Старею. Раньше мне и в голову бы не пришло мечтать о собственном домике с садом и семье из пяти-шести душ.

И вот тут я понял, чем мне заняться… Чем мне обязательно надо, просто необходимо заняться. Я снова включил элефон, вызвал городской справочник и непозволительно долго листал – странное стеснение охватило меня. Только одна мысль не позволила мне струсить – если я не сделаю этого сейчас, то не сделаю никогда.

Я набрал номер и поднял телефонную трубку. Несколько секунд под ухом чирикали зуммеры.
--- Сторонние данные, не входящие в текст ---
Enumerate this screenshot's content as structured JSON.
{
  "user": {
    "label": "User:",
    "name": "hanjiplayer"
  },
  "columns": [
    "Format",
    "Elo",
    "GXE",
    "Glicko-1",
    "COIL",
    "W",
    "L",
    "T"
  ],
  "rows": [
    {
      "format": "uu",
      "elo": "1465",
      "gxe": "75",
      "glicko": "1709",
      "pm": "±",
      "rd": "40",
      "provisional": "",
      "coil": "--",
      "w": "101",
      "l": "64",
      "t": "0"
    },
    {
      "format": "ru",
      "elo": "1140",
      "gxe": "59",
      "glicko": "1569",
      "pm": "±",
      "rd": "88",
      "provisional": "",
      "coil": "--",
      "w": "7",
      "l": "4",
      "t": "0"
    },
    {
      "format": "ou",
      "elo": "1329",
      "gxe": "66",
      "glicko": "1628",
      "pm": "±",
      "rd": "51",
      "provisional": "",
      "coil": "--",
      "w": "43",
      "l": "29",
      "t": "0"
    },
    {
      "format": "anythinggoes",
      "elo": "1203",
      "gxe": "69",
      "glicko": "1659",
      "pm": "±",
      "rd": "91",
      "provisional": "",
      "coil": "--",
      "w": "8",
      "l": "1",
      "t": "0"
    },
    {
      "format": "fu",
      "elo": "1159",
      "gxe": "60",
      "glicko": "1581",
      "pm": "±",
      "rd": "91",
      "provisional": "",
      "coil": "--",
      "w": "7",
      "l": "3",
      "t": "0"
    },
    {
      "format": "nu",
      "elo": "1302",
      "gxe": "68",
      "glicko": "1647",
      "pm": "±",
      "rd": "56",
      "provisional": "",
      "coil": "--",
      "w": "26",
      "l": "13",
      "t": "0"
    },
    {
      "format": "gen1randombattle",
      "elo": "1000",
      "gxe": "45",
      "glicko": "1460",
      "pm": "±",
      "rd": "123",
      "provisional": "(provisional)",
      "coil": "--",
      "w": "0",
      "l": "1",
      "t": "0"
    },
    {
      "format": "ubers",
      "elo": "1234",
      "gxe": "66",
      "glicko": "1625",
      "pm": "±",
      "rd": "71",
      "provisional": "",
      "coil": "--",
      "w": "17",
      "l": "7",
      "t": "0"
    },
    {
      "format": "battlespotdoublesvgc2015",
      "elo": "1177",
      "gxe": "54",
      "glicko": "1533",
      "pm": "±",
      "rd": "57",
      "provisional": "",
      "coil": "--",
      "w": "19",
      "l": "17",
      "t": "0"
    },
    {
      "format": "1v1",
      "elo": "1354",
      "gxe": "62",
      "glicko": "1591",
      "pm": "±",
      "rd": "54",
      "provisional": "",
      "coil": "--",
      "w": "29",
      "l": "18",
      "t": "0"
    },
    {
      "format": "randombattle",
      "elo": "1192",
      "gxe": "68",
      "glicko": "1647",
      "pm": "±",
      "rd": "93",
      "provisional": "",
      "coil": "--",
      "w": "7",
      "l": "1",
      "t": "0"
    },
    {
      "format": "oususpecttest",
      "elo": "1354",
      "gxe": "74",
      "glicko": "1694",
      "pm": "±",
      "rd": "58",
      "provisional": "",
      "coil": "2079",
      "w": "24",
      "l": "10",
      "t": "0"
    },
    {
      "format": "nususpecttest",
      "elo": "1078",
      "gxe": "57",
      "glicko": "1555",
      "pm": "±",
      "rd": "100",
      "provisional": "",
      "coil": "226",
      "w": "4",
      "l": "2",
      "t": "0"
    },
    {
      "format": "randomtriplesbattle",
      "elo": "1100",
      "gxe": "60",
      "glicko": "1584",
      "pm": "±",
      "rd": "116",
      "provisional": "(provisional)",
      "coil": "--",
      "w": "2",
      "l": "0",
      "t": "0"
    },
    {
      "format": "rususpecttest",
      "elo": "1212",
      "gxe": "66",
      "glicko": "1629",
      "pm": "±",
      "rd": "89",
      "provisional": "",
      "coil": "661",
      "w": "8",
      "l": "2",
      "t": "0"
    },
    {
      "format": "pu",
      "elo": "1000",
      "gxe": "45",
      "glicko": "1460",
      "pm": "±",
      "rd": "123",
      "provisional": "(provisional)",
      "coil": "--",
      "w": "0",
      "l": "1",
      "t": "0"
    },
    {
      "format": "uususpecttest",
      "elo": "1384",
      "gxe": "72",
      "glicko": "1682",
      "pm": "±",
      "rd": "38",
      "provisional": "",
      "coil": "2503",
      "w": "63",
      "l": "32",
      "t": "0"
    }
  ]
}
– Халло? – с вопросительной интонацией осведомился мужской голос.

– Э… кхм… – В горле у меня пересохло, точно у мальца первом свидании. Боже святый, да что это со мной, старым охальником? – Елизавету Карловну не соизволите позвать?

– А, простите, кто спрашивает? – с сильным немецким акцентом недоверчиво поинтересовался голос. Думаю, это был ее отец, и за недоверие я его не винил. А что ответить на расспросы, я придумал заранее.

– Из Управления политической благонадежности, – заявил я, пытаясь неслышно поплевать за левое плечо, – титулярный советник Щербаков.

– Управления… – голос моего собеседника сошел на нет – очевидно, теперь уже у него горло сохло. – Одну минутошку.